Mission housing battle is missing the larger point

mike koozmin/s.f. examiner file photoMost of The City's recent construction boom has been concentrated in the eastside of The City

Grandma's old sayings were riddles I solved while trying to finish a double-scoop ice cream sundae (“Your eyes are bigger than your stomach”) or discovering the taxes in my first paycheck as a steakhouse bus boy (“Don't count your chickens until they're hatched”).

But there was one idiom I never fully understood until moving to San Francisco: “Don't cut off your nose to spite your face.”

We are a famously open-minded city that likes to judge what we can be open-minded about. Dare to suggest that tech newcomers are good for us and you'll be criticized for heralding the destruction of San Francisco's soul.

From the 1849 Gold Rush to the 1906 earthquake and fire to the 1967 Summer of Love, the only constant in San Francisco has been continual and radical change.

So why are we resisting today's tech revolution with such fierceness? What city wouldn't want to be a magnet for innovators from all parts of the world?

Some argue that tech workers are too entitled to embrace. But the episodes of tech bros acting like insufferable jerks are not representative of an entire industry.

If grandma is right, efforts to limit tech and keep newcomers out of San Francisco will ultimately hurt us more than the people we are raging against.

The rage comes from anger and fear, which is real. Longtime residents are angry about changing neighborhood character. Some are also afraid of being passed over — or worse, pushed out.

San Francisco tried to limit growth for decades with the noble goal of avoiding Manhattanization. But absent a wall and moat, a city this desirable can't keep people away. Refusing to build enough new housing (and public transit) to support future population led to our housing crisis.

Now we're being hit hard by market forces we can't deny with wishful thinking. The sad reality is that people with more money will always have access to low housing supply in high demand, which leads to the tragedy of displacement.

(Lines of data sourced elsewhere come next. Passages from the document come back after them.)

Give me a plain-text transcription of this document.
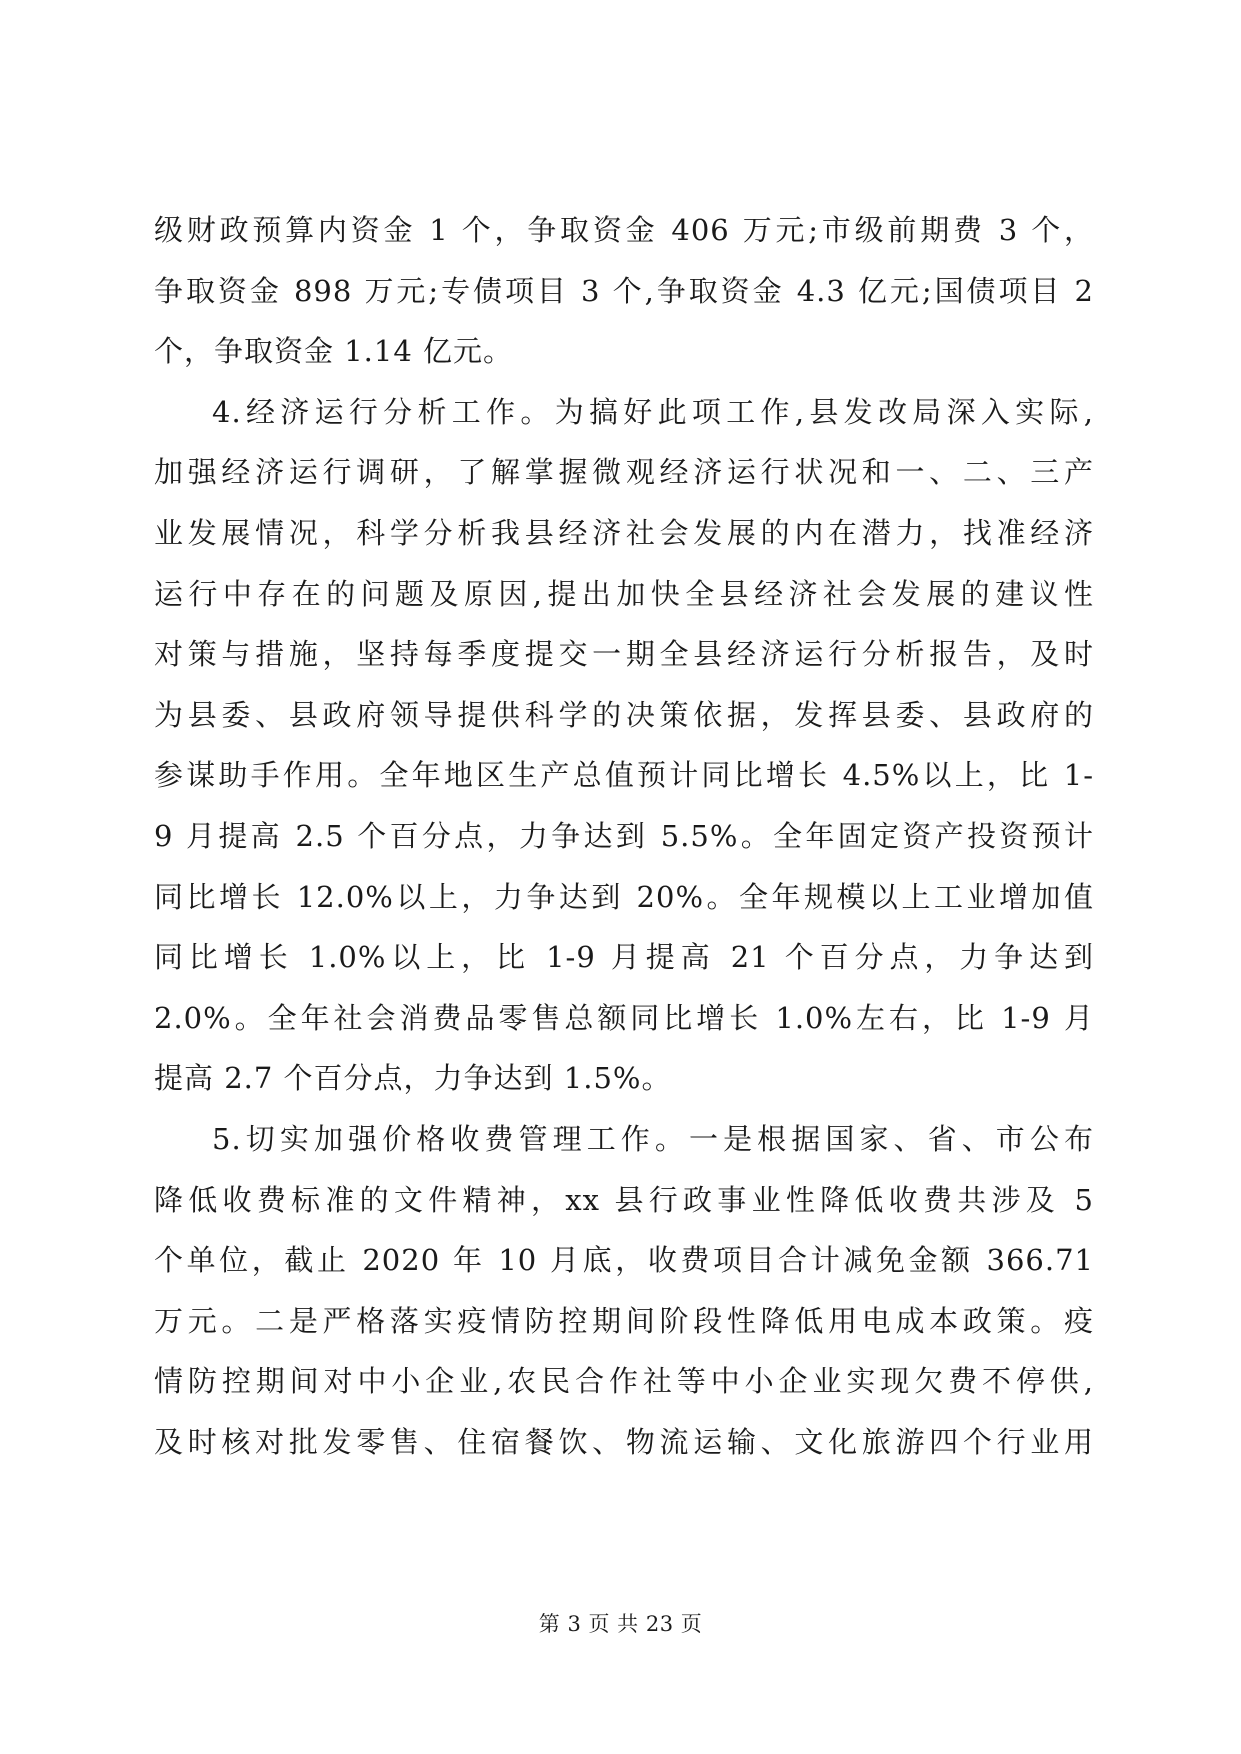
级财政预算内资金 1 个，争取资金 406 万元;市级前期费 3 个，
争取资金 898 万元;专债项目 3 个,争取资金 4.3 亿元;国债项目 2
个，争取资金 1.14 亿元。
4.经济运行分析工作。为搞好此项工作,县发改局深入实际,
加强经济运行调研，了解掌握微观经济运行状况和一、二、三产
业发展情况，科学分析我县经济社会发展的内在潜力，找准经济
运行中存在的问题及原因,提出加快全县经济社会发展的建议性
对策与措施，坚持每季度提交一期全县经济运行分析报告，及时
为县委、县政府领导提供科学的决策依据，发挥县委、县政府的
参谋助手作用。全年地区生产总值预计同比增长 4.5%以上，比 1-
9 月提高 2.5 个百分点，力争达到 5.5%。全年固定资产投资预计
同比增长 12.0%以上，力争达到 20%。全年规模以上工业增加值
同比增长 1.0%以上，比 1-9 月提高 21 个百分点，力争达到
2.0%。全年社会消费品零售总额同比增长 1.0%左右，比 1-9 月
提高 2.7 个百分点，力争达到 1.5%。
5.切实加强价格收费管理工作。一是根据国家、省、市公布
降低收费标准的文件精神，xx 县行政事业性降低收费共涉及 5
个单位，截止 2020 年 10 月底，收费项目合计减免金额 366.71
万元。二是严格落实疫情防控期间阶段性降低用电成本政策。疫
情防控期间对中小企业,农民合作社等中小企业实现欠费不停供,
及时核对批发零售、住宿餐饮、物流运输、文化旅游四个行业用
第 3 页 共 23 页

No-fault evictions are awful and the most vulnerable among us deserve our collective help. We need regulations to keep our market-based society from becoming the Hunger Games.

But that doesn't mean we should disregard the basic laws of supply and demand. If we have to live with capitalism, why go out of our way to provoke its dark side?

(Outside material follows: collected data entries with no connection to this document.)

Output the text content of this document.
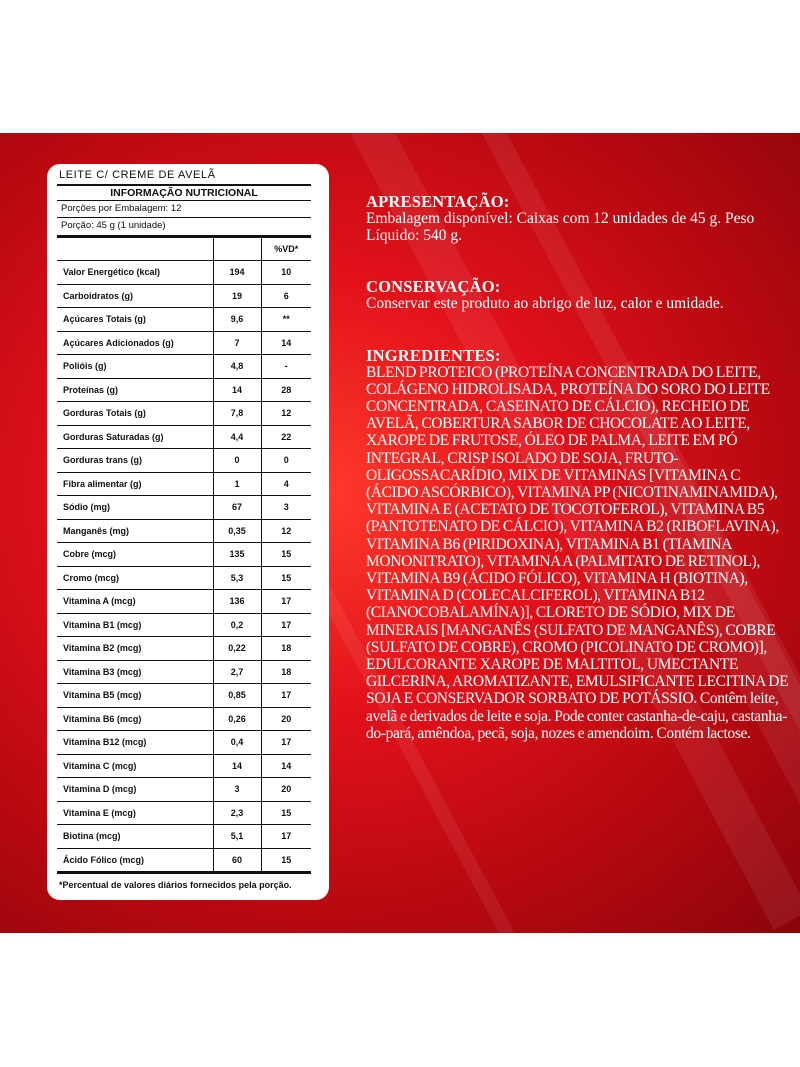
LEITE C/ CREME DE AVELÃ
INFORMAÇÃO NUTRICIONAL
Porções por Embalagem: 12
Porção: 45 g (1 unidade)
		%VD*
Valor Energético (kcal)	194	10
Carboidratos (g)	19	6
Açúcares Totais (g)	9,6	**
Açúcares Adicionados (g)	7	14
Polióis (g)	4,8	-
Proteínas (g)	14	28
Gorduras Totais (g)	7,8	12
Gorduras Saturadas (g)	4,4	22
Gorduras trans (g)	0	0
Fibra alimentar (g)	1	4
Sódio (mg)	67	3
Manganês (mg)	0,35	12
Cobre (mcg)	135	15
Cromo (mcg)	5,3	15
Vitamina A (mcg)	136	17
Vitamina B1 (mcg)	0,2	17
Vitamina B2 (mcg)	0,22	18
Vitamina B3 (mcg)	2,7	18
Vitamina B5 (mcg)	0,85	17
Vitamina B6 (mcg)	0,26	20
Vitamina B12 (mcg)	0,4	17
Vitamina C (mcg)	14	14
Vitamina D (mcg)	3	20
Vitamina E (mcg)	2,3	15
Biotina (mcg)	5,1	17
Ácido Fólico (mcg)	60	15
*Percentual de valores diários fornecidos pela porção.
APRESENTAÇÃO:
Embalagem disponível: Caixas com 12 unidades de 45 g. Peso Líquido: 540 g.
CONSERVAÇÃO:
Conservar este produto ao abrigo de luz, calor e umidade.
INGREDIENTES:
BLEND PROTEICO (PROTEÍNA CONCENTRADA DO LEITE, COLÁGENO HIDROLISADA, PROTEÍNA DO SORO DO LEITE CONCENTRADA, CASEINATO DE CÁLCIO), RECHEIO DE AVELÃ, COBERTURA SABOR DE CHOCOLATE AO LEITE, XAROPE DE FRUTOSE, ÓLEO DE PALMA, LEITE EM PÓ INTEGRAL, CRISP ISOLADO DE SOJA, FRUTO-OLIGOSSACARÍDIO, MIX DE VITAMINAS [VITAMINA C (ÁCIDO ASCÓRBICO), VITAMINA PP (NICOTINAMINAMIDA), VITAMINA E (ACETATO DE TOCOTOFEROL), VITAMINA B5 (PANTOTENATO DE CÁLCIO), VITAMINA B2 (RIBOFLAVINA), VITAMINA B6 (PIRIDOXINA), VITAMINA B1 (TIAMINA MONONITRATO), VITAMINA A (PALMITATO DE RETINOL), VITAMINA B9 (ÁCIDO FÓLICO), VITAMINA H (BIOTINA), VITAMINA D (COLECALCIFEROL), VITAMINA B12 (CIANOCOBALAMÍNA)], CLORETO DE SÓDIO, MIX DE MINERAIS [MANGANÊS (SULFATO DE MANGANÊS), COBRE (SULFATO DE COBRE), CROMO (PICOLINATO DE CROMO)], EDULCORANTE XAROPE DE MALTITOL, UMECTANTE GILCERINA, AROMATIZANTE, EMULSIFICANTE LECITINA DE SOJA E CONSERVADOR SORBATO DE POTÁSSIO. Contêm leite, avelã e derivados de leite e soja. Pode conter castanha-de-caju, castanha-do-pará, amêndoa, pecã, soja, nozes e amendoim. Contém lactose.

Yet protests over the “Monster in the Mission” are in full swing.

The “monster” is a 10-story housing complex of 350 units proposed above the 16th and Mission BART station — a dream for transit-first advocates. It would be new housing that won't displace anyone other than customers of a Burger King.

The opposition calls the market-rate development a “monster” because it will attract more tech workers to the Mission. It doesn't matter that a percentage of the units will be below market rate. The protesters are willing to kill new affordable housing simply because they dislike tech workers.

Talk about cutting off your nose to spite your face.

Doesn't anyone see how these new units will provide a safety valve to prevent displacement? With 350 people living above the 16th Street BART station, there are 350 people not competing for existing housing in the Mission.

Still, protesters are determined to stop the “monster.” They are pressuring the school board to block the development for casting a shadow on a school playground. They even claim it restricts the right of homeless people to use the BART plaza as a living room.

If we squander this opportunity to build much-needed housing on a rapid transit corridor connecting San Francisco to the Bay Area, grandma's words will surely haunt us when we look in the mirror. Because the only monster we'll see is our own disfigured face.